W tym roku świąteczna impreza Bimba y Lola ma duszę balu studniówkowego. Stoły przyozdobione serpentynami, zastawione ajerkoniakiem i kremowymi ciastami. Wszystko spowite jest mgłą, która sprawia, że pomieszczenie przypomina szkolną dyskotekę. Caroline Polachek, nowojorska piosenkarka i autorka tekstów, jedna z najbardziej innowacyjnych artystek współczesnej sceny muzycznej pop, jest gwiazdą tegorocznej świątecznej kampanii Bimba y Lola.
Polachek, która podbiła listy przebojów singlem „Bunny is a rider" (2021), wyraża siebie poprzez abstrakcyjny i wyrazisty pop. Uważana jest obecnie za jedną z najbardziej charakterystycznych artystek. Tylko ona mogła stać się tak nadzwyczajną królową tańca, o stylu tak zmiennym, jak jej własny, z dala od stereotypów. Za obiektywem stanęła ponownie artystka Petra Collins, która zrealizowała film Bimbaylolized z Natashą Lyonne jesienią ubiegłego roku.
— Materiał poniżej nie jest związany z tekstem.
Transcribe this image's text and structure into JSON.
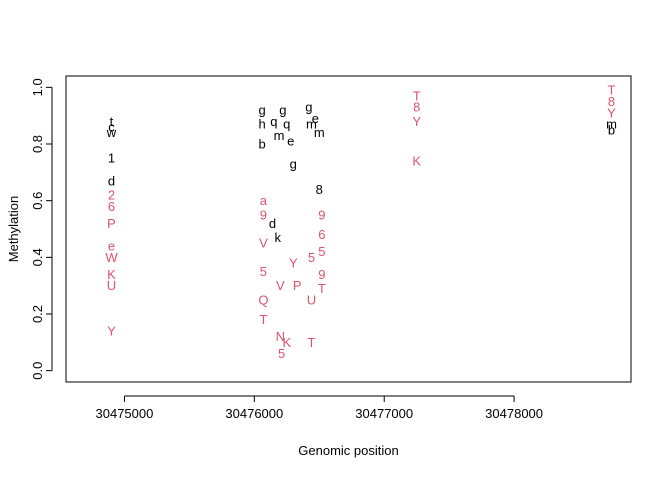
{
  "chart_data": {
    "type": "scatter",
    "title": "",
    "xlabel": "Genomic position",
    "ylabel": "Methylation",
    "xlim": [
      30474550,
      30478900
    ],
    "ylim": [
      -0.04,
      1.04
    ],
    "xticks": [
      30475000,
      30476000,
      30477000,
      30478000
    ],
    "xtick_labels": [
      "30475000",
      "30476000",
      "30477000",
      "30478000"
    ],
    "yticks": [
      0.0,
      0.2,
      0.4,
      0.6,
      0.8,
      1.0
    ],
    "ytick_labels": [
      "0.0",
      "0.2",
      "0.4",
      "0.6",
      "0.8",
      "1.0"
    ],
    "grid": false,
    "colors": {
      "series_black": "#000000",
      "series_red": "#df536b"
    },
    "series": [
      {
        "color": "#000000",
        "points": [
          {
            "x": 30474900,
            "y": 0.88,
            "label": "t"
          },
          {
            "x": 30474900,
            "y": 0.86,
            "label": "c"
          },
          {
            "x": 30474900,
            "y": 0.84,
            "label": "w"
          },
          {
            "x": 30474900,
            "y": 0.75,
            "label": "1"
          },
          {
            "x": 30474900,
            "y": 0.67,
            "label": "d"
          },
          {
            "x": 30476060,
            "y": 0.92,
            "label": "g"
          },
          {
            "x": 30476060,
            "y": 0.87,
            "label": "h"
          },
          {
            "x": 30476060,
            "y": 0.8,
            "label": "b"
          },
          {
            "x": 30476150,
            "y": 0.88,
            "label": "q"
          },
          {
            "x": 30476190,
            "y": 0.83,
            "label": "m"
          },
          {
            "x": 30476220,
            "y": 0.92,
            "label": "g"
          },
          {
            "x": 30476250,
            "y": 0.87,
            "label": "q"
          },
          {
            "x": 30476280,
            "y": 0.81,
            "label": "e"
          },
          {
            "x": 30476300,
            "y": 0.73,
            "label": "g"
          },
          {
            "x": 30476420,
            "y": 0.93,
            "label": "g"
          },
          {
            "x": 30476440,
            "y": 0.87,
            "label": "m"
          },
          {
            "x": 30476470,
            "y": 0.89,
            "label": "e"
          },
          {
            "x": 30476500,
            "y": 0.84,
            "label": "m"
          },
          {
            "x": 30476500,
            "y": 0.64,
            "label": "8"
          },
          {
            "x": 30476140,
            "y": 0.52,
            "label": "d"
          },
          {
            "x": 30476180,
            "y": 0.47,
            "label": "k"
          },
          {
            "x": 30478750,
            "y": 0.87,
            "label": "m"
          },
          {
            "x": 30478750,
            "y": 0.85,
            "label": "b"
          }
        ]
      },
      {
        "color": "#df536b",
        "points": [
          {
            "x": 30474900,
            "y": 0.62,
            "label": "2"
          },
          {
            "x": 30474900,
            "y": 0.58,
            "label": "6"
          },
          {
            "x": 30474900,
            "y": 0.52,
            "label": "P"
          },
          {
            "x": 30474900,
            "y": 0.44,
            "label": "e"
          },
          {
            "x": 30474900,
            "y": 0.4,
            "label": "W"
          },
          {
            "x": 30474900,
            "y": 0.34,
            "label": "K"
          },
          {
            "x": 30474900,
            "y": 0.3,
            "label": "U"
          },
          {
            "x": 30474900,
            "y": 0.14,
            "label": "Y"
          },
          {
            "x": 30476070,
            "y": 0.6,
            "label": "a"
          },
          {
            "x": 30476070,
            "y": 0.55,
            "label": "9"
          },
          {
            "x": 30476070,
            "y": 0.45,
            "label": "V"
          },
          {
            "x": 30476070,
            "y": 0.35,
            "label": "5"
          },
          {
            "x": 30476070,
            "y": 0.25,
            "label": "Q"
          },
          {
            "x": 30476070,
            "y": 0.18,
            "label": "T"
          },
          {
            "x": 30476200,
            "y": 0.3,
            "label": "V"
          },
          {
            "x": 30476200,
            "y": 0.12,
            "label": "N"
          },
          {
            "x": 30476210,
            "y": 0.06,
            "label": "5"
          },
          {
            "x": 30476250,
            "y": 0.1,
            "label": "K"
          },
          {
            "x": 30476300,
            "y": 0.38,
            "label": "Y"
          },
          {
            "x": 30476330,
            "y": 0.3,
            "label": "P"
          },
          {
            "x": 30476440,
            "y": 0.4,
            "label": "5"
          },
          {
            "x": 30476440,
            "y": 0.25,
            "label": "U"
          },
          {
            "x": 30476440,
            "y": 0.1,
            "label": "T"
          },
          {
            "x": 30476520,
            "y": 0.55,
            "label": "9"
          },
          {
            "x": 30476520,
            "y": 0.48,
            "label": "6"
          },
          {
            "x": 30476520,
            "y": 0.42,
            "label": "5"
          },
          {
            "x": 30476520,
            "y": 0.34,
            "label": "9"
          },
          {
            "x": 30476520,
            "y": 0.29,
            "label": "T"
          },
          {
            "x": 30477250,
            "y": 0.97,
            "label": "T"
          },
          {
            "x": 30477250,
            "y": 0.93,
            "label": "8"
          },
          {
            "x": 30477250,
            "y": 0.88,
            "label": "Y"
          },
          {
            "x": 30477250,
            "y": 0.74,
            "label": "K"
          },
          {
            "x": 30478750,
            "y": 0.99,
            "label": "T"
          },
          {
            "x": 30478750,
            "y": 0.95,
            "label": "8"
          },
          {
            "x": 30478750,
            "y": 0.91,
            "label": "Y"
          }
        ]
      }
    ]
  }
}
W kampanii przedstawiony jest nowy, kluczowy element sezonu: torba hobo pocket z kryształkami Swarovskiego. Charakteryzuje się podwójną rączką do noszenia, skórzanym paskiem na ramię oraz dwiema kieszonkami z przodu, które rozświetla płaszcz klasycznych i w kształcie serduszek kryształków Swarovskiego. Wykonana jest ze skóry, w rozmiarze XS i dostępna w sześciu kolorach: czarnym, czerwonym, burgundowym, kości słoniowej, mchu i zielonym groszkowym. Kolekcję uzupełniają sukienki z motywem serduszek, z frędzlami, asymetrycznymi ramiączkami oraz wymyślnymi rękawami, pelerynami i drapowanymi dekoltami. Wyjątkową propozycją jest również woskowany zestaw skórzany składający się z topu maxi z sercową broszką oraz spodni ozdobionych metalowymi oczkami. Wszystko uzupełnione jest biżuterią z kolorowych kamieni w kształcie serca oraz srebrne gwiazdy w dużych rozmiarach. To amulety pełne światła, aby błyszczeć w nadchodzące święta!